Les groupes de télévisions publiques européens, conscients de leur désavantage financier dans la bataille du streaming, se regroupent pour faire exister leurs productions face aux grandes compagnies américaines qui captent plus de 70% des parts du marché. En parallèle des alliances européennes, les chaînes s’adaptent aux nouveaux usages et misent sur le co-développement de plateformes, gratuites ou sur abonnement, nationales ou internationales. Décryptage.
Tous les acteurs de l’audiovisuel se bousculent pour participer à la guerre européenne du streaming. Alors que Netflix et Amazon survolent le marché du service de vidéo à la demande, les chaînes de télévisions publiques semblent décidées à leur emboîter le pas.

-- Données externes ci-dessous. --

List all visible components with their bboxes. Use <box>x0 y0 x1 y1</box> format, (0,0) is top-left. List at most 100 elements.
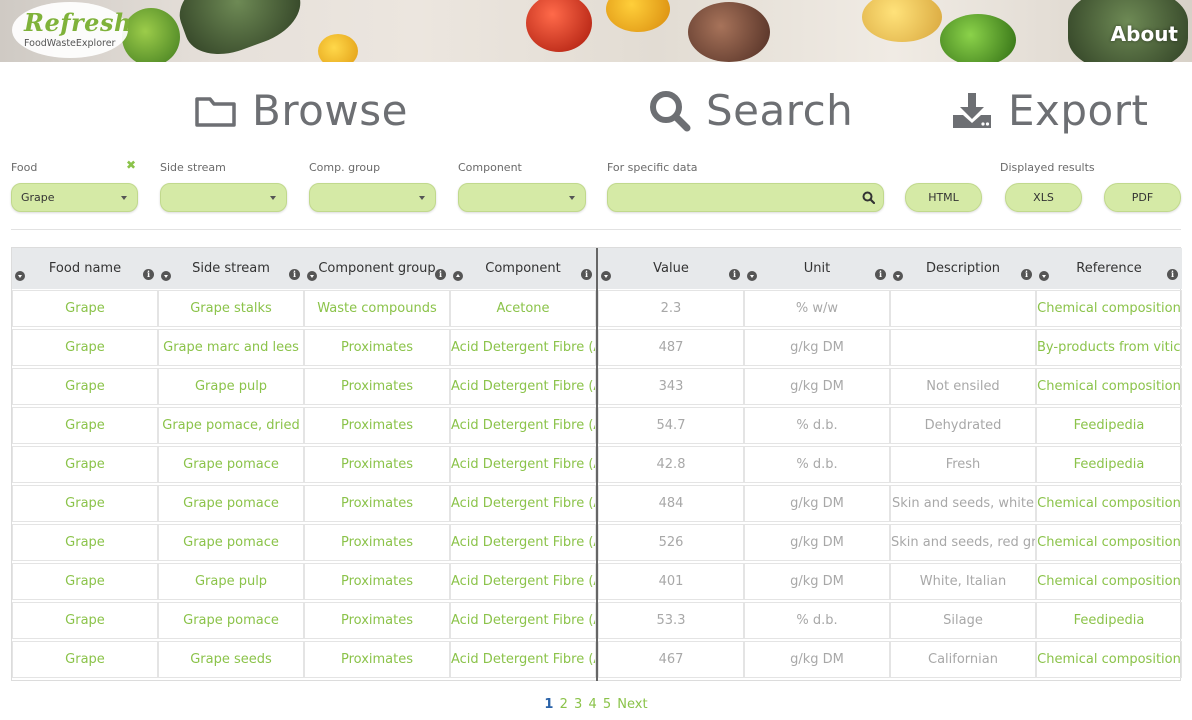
component-select[interactable] <box>458 183 586 212</box>
cell-side-stream[interactable]: Grape pomace <box>158 446 304 483</box>
cell-side-stream[interactable]: Grape pulp <box>158 368 304 405</box>
cell-component[interactable]: Acid Detergent Fibre (ADF) <box>450 446 596 483</box>
column-header-food-name[interactable]: Food name i <box>12 248 158 289</box>
cell-description: Skin and seeds, red grape <box>890 524 1036 561</box>
cell-side-stream[interactable]: Grape marc and lees <box>158 329 304 366</box>
cell-side-stream[interactable]: Grape seeds <box>158 641 304 678</box>
cell-food-name[interactable]: Grape <box>12 290 158 327</box>
cell-food-name[interactable]: Grape <box>12 524 158 561</box>
next-page-link[interactable]: Next <box>617 697 647 712</box>
cell-component-group[interactable]: Waste compounds <box>304 290 450 327</box>
info-icon[interactable]: i <box>729 269 740 280</box>
cell-side-stream[interactable]: Grape pulp <box>158 563 304 600</box>
cell-component-group[interactable]: Proximates <box>304 524 450 561</box>
export-xls-button[interactable]: XLS <box>1005 183 1082 212</box>
cell-component-group[interactable]: Proximates <box>304 641 450 678</box>
info-icon[interactable]: i <box>143 269 154 280</box>
cell-reference[interactable]: Feedipedia <box>1036 407 1182 444</box>
column-header-unit[interactable]: Unit i <box>744 248 890 289</box>
cell-reference[interactable]: Feedipedia <box>1036 446 1182 483</box>
cell-food-name[interactable]: Grape <box>12 446 158 483</box>
export-pdf-button[interactable]: PDF <box>1104 183 1181 212</box>
cell-reference[interactable]: Chemical composition <box>1036 641 1182 678</box>
side-stream-select[interactable] <box>160 183 287 212</box>
column-header-component-group[interactable]: Component group i <box>304 248 450 289</box>
info-icon[interactable]: i <box>289 269 300 280</box>
cell-component-group[interactable]: Proximates <box>304 329 450 366</box>
cell-component[interactable]: Acid Detergent Fibre (ADF) <box>450 368 596 405</box>
clear-food-icon[interactable]: ✖ <box>126 158 136 172</box>
cell-component-group[interactable]: Proximates <box>304 563 450 600</box>
cell-component-group[interactable]: Proximates <box>304 446 450 483</box>
cell-component-group[interactable]: Proximates <box>304 407 450 444</box>
cell-unit: g/kg DM <box>744 329 890 366</box>
cell-value: 2.3 <box>598 290 744 327</box>
column-header-description[interactable]: Description i <box>890 248 1036 289</box>
cell-unit: g/kg DM <box>744 524 890 561</box>
nav-search[interactable]: Search <box>648 86 853 135</box>
page-link-1[interactable]: 1 <box>544 697 553 712</box>
cell-component-group[interactable]: Proximates <box>304 602 450 639</box>
produce-photo-yellow-tomato <box>318 34 358 62</box>
cell-component[interactable]: Acid Detergent Fibre (ADF) <box>450 524 596 561</box>
cell-side-stream[interactable]: Grape stalks <box>158 290 304 327</box>
cell-food-name[interactable]: Grape <box>12 563 158 600</box>
column-header-reference[interactable]: Reference i <box>1036 248 1182 289</box>
nav-export-label: Export <box>1008 86 1149 135</box>
specific-data-input[interactable] <box>616 189 856 207</box>
cell-reference[interactable]: Chemical composition <box>1036 368 1182 405</box>
produce-photo-tomato <box>526 0 592 52</box>
about-link[interactable]: About <box>1111 22 1178 46</box>
cell-side-stream[interactable]: Grape pomace, dried <box>158 407 304 444</box>
cell-reference[interactable]: Chemical composition <box>1036 290 1182 327</box>
cell-side-stream[interactable]: Grape pomace <box>158 524 304 561</box>
column-header-component[interactable]: Component i <box>450 248 596 289</box>
info-icon[interactable]: i <box>581 269 592 280</box>
specific-data-label: For specific data <box>607 161 698 174</box>
export-html-button[interactable]: HTML <box>905 183 982 212</box>
chevron-down-icon <box>121 196 127 200</box>
info-icon[interactable]: i <box>435 269 446 280</box>
nav-browse[interactable]: Browse <box>194 86 408 135</box>
cell-component-group[interactable]: Proximates <box>304 368 450 405</box>
cell-component[interactable]: Acid Detergent Fibre (ADF) <box>450 329 596 366</box>
page-link-2[interactable]: 2 <box>560 697 568 712</box>
cell-component[interactable]: Acid Detergent Fibre (ADF) <box>450 407 596 444</box>
nav-export[interactable]: Export <box>950 86 1148 135</box>
cell-food-name[interactable]: Grape <box>12 407 158 444</box>
column-header-value[interactable]: Value i <box>598 248 744 289</box>
cell-food-name[interactable]: Grape <box>12 485 158 522</box>
column-header-side-stream[interactable]: Side stream i <box>158 248 304 289</box>
info-icon[interactable]: i <box>875 269 886 280</box>
refresh-logo[interactable]: Refresh FoodWasteExplorer <box>12 2 131 58</box>
cell-side-stream[interactable]: Grape pomace <box>158 485 304 522</box>
info-icon[interactable]: i <box>1167 269 1178 280</box>
cell-food-name[interactable]: Grape <box>12 329 158 366</box>
cell-reference[interactable]: Chemical composition <box>1036 524 1182 561</box>
cell-side-stream[interactable]: Grape pomace <box>158 602 304 639</box>
filter-divider <box>11 229 1181 230</box>
cell-component[interactable]: Acid Detergent Fibre (ADF) <box>450 485 596 522</box>
cell-food-name[interactable]: Grape <box>12 368 158 405</box>
cell-reference[interactable]: Feedipedia <box>1036 602 1182 639</box>
page-link-5[interactable]: 5 <box>603 697 611 712</box>
comp-group-select[interactable] <box>309 183 436 212</box>
search-icon[interactable] <box>862 191 875 204</box>
cell-component[interactable]: Acid Detergent Fibre (ADF) <box>450 641 596 678</box>
cell-component[interactable]: Acid Detergent Fibre (ADF) <box>450 563 596 600</box>
cell-food-name[interactable]: Grape <box>12 602 158 639</box>
info-icon[interactable]: i <box>1021 269 1032 280</box>
cell-reference[interactable]: Chemical composition <box>1036 485 1182 522</box>
specific-data-search[interactable] <box>607 183 884 212</box>
cell-reference[interactable]: By-products from viticulture <box>1036 329 1182 366</box>
food-select[interactable]: Grape <box>11 183 138 212</box>
cell-component-group[interactable]: Proximates <box>304 485 450 522</box>
cell-component[interactable]: Acid Detergent Fibre (ADF) <box>450 602 596 639</box>
page-link-4[interactable]: 4 <box>588 697 596 712</box>
cell-reference[interactable]: Chemical composition <box>1036 563 1182 600</box>
page-link-3[interactable]: 3 <box>574 697 582 712</box>
download-icon <box>953 92 991 128</box>
frozen-column-divider[interactable] <box>596 248 598 681</box>
cell-food-name[interactable]: Grape <box>12 641 158 678</box>
cell-component[interactable]: Acetone <box>450 290 596 327</box>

« Avant, l’enjeu était de diffuser les contenus là où était le public, sur des espaces comme Youtube par exemple. Aujourd’hui, c’est de faire venir le public sur ce qu’on appelle des plateformes propriétaires. Dans notre cas, le site France.tv », explique Gilles Freissinier, chargé de programme à l’unité documentaire de France Télévisions. « C’est le mouvement naturel de l’époque, nous devons nous adapter à l’évolution des usages ».
Netflix et Amazon captent 70% des parts du marché
Sur le vieux continent, l’américain Netflix, présent depuis 2012, capte un peu plus de la moitié des 5,3 milliards d’euros générés par la SVOD, d’après les estimations du cabinet S & P Global Market Intelligence. Son principal concurrent, Amazon Prime Video, lancé en Europe fin 2016, détient 19% des parts du marché et occupe la première place du podium en Allemagne.
Toujours d’après ce cabinet, le marché européen de la SVOD devrait doubler de taille d’ici à 2023. Un créneau porteur sur lequel de nouveaux géants américains comptent bien s’installer : Apple Tv+ a lancé son service le 1er novembre 2019 et le lancement de la plateforme Disney Plus devrait voir le jour en mars 2020. De nouvelles entrées sur le marché qui vont de pair avec l’explosion des budgets de production.
D’après les estimations des analystes de Goldman Sachs, le leader Netflix aurait dépensé entre 12 et 13 milliards de dollars dans la production de contenus originaux en 2018 et pourrait en dépenser 22 milliards par ans d’ici à 2022. De son côté, Disney a annoncé y allouer un peu plus de 16 milliards de dollars pour l’année 2019. Des investissements qui, dans une logique de guerre des contenus, laissent peu de place à leurs homologues européens, notamment les groupes publics. Pour exemple, le budget 2018 de France Télévisions avoisine les 420 millions d’euros.
« Développer une plateforme européenne publique, c’est considérer qu’il existe un public européen »
D’où la nécessité de penser collectif : au total, 14 milliards d’euros sont dépensés chaque année par les services publics européens dans la production de contenus originaux. « Si nous mettons en commun une partie de ces moyens, nous pouvons demain peser sur la scène internationale », déclarait Delphine Ernotte, présidente générale de France Télévisions dans une tribune publiée par LeMonde en 2017. Elle rêvait alors d’un « Netflix européen ».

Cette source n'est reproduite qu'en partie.